Wednesday, 16 October 2013

Shahid: Movie Review (IANS)

Stop right here. Shahid is the sort of rare raw unnerving journey into a socio-political reality that our cinema needs to undertake regularly but seldom does. Our filmmakers largely veer away from doing films whose redolent realism could ruffle political feathers.
First and foremost, Hansal Mehta's film on the real-life slain lawyer Shahid Azmi is a fearless work. Fearless and unfettered, Mehta wastes no time in establishing the monstrous marginalization of the Muslim community in a society where terrorism has blurred the majority community's sense of propriety to the extent of unmitigated bigotry.
Shahid is an exposition on abject isolation. There is a harrowing sequence of police brutality in the film where the film's Muslim lawyer-hero sits on the hard floor of a police station stark naked shivering as the cop repeatedly accuses Shahid of terror activities. The protagonist's absolute humiliation at that point in the narration hits us where it hurts the most.
Predominantly Shahid is about an impatient society anxieties to find scapegoats for the growing violence all around us. In Shahid, Mehta chronicles the life of lawyer Shahid Azmi with the kind of deft clenched directness that one encounters in the docu-dramas of Costa-Gavras or nearer home, the searching searing cinema of the uprooted and isolated individual that Adoor Gopalkrishnan specialises in.
The silence of the night is punctured by the shrill sound of the phone. Slurred threats are hurled. Taking the abuse on his chin, the crusading lawyer, played with scintillating austerity by Rajkumar Yadav, sits stoically at the centre of the debris of destruction of distrust as he undertakes a jehad to prove the innocence of the arbitrarily accused.
What would those wretched TADA under trials, locked up and left to languish for life, have done without Shahid Azmi to fight for their lives?

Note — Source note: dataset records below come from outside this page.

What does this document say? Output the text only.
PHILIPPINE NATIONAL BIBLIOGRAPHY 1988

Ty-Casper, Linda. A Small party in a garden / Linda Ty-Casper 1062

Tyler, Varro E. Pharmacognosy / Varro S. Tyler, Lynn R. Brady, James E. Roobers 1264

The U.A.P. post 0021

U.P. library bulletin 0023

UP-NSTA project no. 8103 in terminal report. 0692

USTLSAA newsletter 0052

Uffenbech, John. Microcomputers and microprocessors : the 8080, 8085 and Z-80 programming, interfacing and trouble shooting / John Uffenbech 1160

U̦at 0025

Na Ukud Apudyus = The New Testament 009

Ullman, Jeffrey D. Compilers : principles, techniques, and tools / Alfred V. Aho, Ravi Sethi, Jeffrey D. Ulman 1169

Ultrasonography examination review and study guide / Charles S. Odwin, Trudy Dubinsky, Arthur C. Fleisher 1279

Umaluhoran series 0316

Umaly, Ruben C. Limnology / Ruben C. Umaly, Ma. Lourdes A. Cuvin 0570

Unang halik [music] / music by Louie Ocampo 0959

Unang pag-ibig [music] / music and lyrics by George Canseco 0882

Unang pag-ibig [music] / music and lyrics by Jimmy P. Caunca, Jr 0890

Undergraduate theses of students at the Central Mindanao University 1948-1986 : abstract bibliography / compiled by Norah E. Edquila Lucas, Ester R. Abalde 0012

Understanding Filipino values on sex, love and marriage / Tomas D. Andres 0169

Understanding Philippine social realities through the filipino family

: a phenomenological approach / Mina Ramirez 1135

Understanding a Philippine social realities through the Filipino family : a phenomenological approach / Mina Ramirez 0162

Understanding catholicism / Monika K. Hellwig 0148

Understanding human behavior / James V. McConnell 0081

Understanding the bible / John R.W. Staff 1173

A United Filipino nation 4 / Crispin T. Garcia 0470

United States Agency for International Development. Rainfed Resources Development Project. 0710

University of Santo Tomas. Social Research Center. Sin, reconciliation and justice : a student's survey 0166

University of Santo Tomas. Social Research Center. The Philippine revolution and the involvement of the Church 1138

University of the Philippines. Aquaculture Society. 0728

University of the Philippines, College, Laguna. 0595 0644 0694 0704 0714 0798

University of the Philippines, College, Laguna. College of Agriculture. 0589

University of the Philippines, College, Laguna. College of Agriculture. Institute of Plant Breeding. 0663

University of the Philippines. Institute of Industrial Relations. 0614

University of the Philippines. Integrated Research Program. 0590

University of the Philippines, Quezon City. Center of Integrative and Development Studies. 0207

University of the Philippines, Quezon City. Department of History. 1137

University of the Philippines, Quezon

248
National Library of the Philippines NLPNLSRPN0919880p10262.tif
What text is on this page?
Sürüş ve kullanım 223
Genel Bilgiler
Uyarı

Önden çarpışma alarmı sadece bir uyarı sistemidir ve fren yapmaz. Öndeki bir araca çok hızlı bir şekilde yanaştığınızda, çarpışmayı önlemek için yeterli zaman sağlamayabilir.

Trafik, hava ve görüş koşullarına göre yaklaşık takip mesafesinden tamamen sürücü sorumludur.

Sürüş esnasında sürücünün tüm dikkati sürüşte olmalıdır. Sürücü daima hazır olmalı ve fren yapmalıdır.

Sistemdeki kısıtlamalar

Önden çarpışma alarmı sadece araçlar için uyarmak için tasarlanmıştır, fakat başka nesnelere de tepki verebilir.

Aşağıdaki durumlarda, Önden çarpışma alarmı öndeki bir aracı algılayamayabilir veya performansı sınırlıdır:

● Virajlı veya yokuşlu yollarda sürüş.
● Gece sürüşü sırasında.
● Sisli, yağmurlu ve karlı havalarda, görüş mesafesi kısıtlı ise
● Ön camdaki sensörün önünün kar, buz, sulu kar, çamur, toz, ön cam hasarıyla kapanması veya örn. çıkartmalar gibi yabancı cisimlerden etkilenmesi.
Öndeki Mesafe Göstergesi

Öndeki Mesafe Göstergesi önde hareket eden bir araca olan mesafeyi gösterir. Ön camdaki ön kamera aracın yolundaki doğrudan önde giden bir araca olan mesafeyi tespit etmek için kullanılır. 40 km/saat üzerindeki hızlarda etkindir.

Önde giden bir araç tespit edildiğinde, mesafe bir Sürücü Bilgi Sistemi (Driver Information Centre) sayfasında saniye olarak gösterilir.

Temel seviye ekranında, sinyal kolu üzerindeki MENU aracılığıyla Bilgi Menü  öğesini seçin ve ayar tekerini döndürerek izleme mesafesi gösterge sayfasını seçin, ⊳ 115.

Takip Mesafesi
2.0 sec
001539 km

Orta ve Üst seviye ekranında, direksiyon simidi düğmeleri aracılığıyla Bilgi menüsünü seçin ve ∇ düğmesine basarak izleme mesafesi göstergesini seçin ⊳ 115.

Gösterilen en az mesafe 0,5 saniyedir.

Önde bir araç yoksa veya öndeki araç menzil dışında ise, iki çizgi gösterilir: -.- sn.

Of course, he pays with his life. Whether it's Romeo or Shahid, all heroes must come to a suitably sticky end. That's what you get for trying to be a hero. Sometimes while you try to be larger than life, life creeps up on you to make its own outrageous claims.
Mehta has set out to convert the slain lawyer's valorous tale into an authentic exposition on the residue of retribution. Shahid is a must-see film with an absolutely impeccable subtext that can be read as an urgent warning against the politics of isolation practiced by many political parties. Be warned. You might be voting for violence.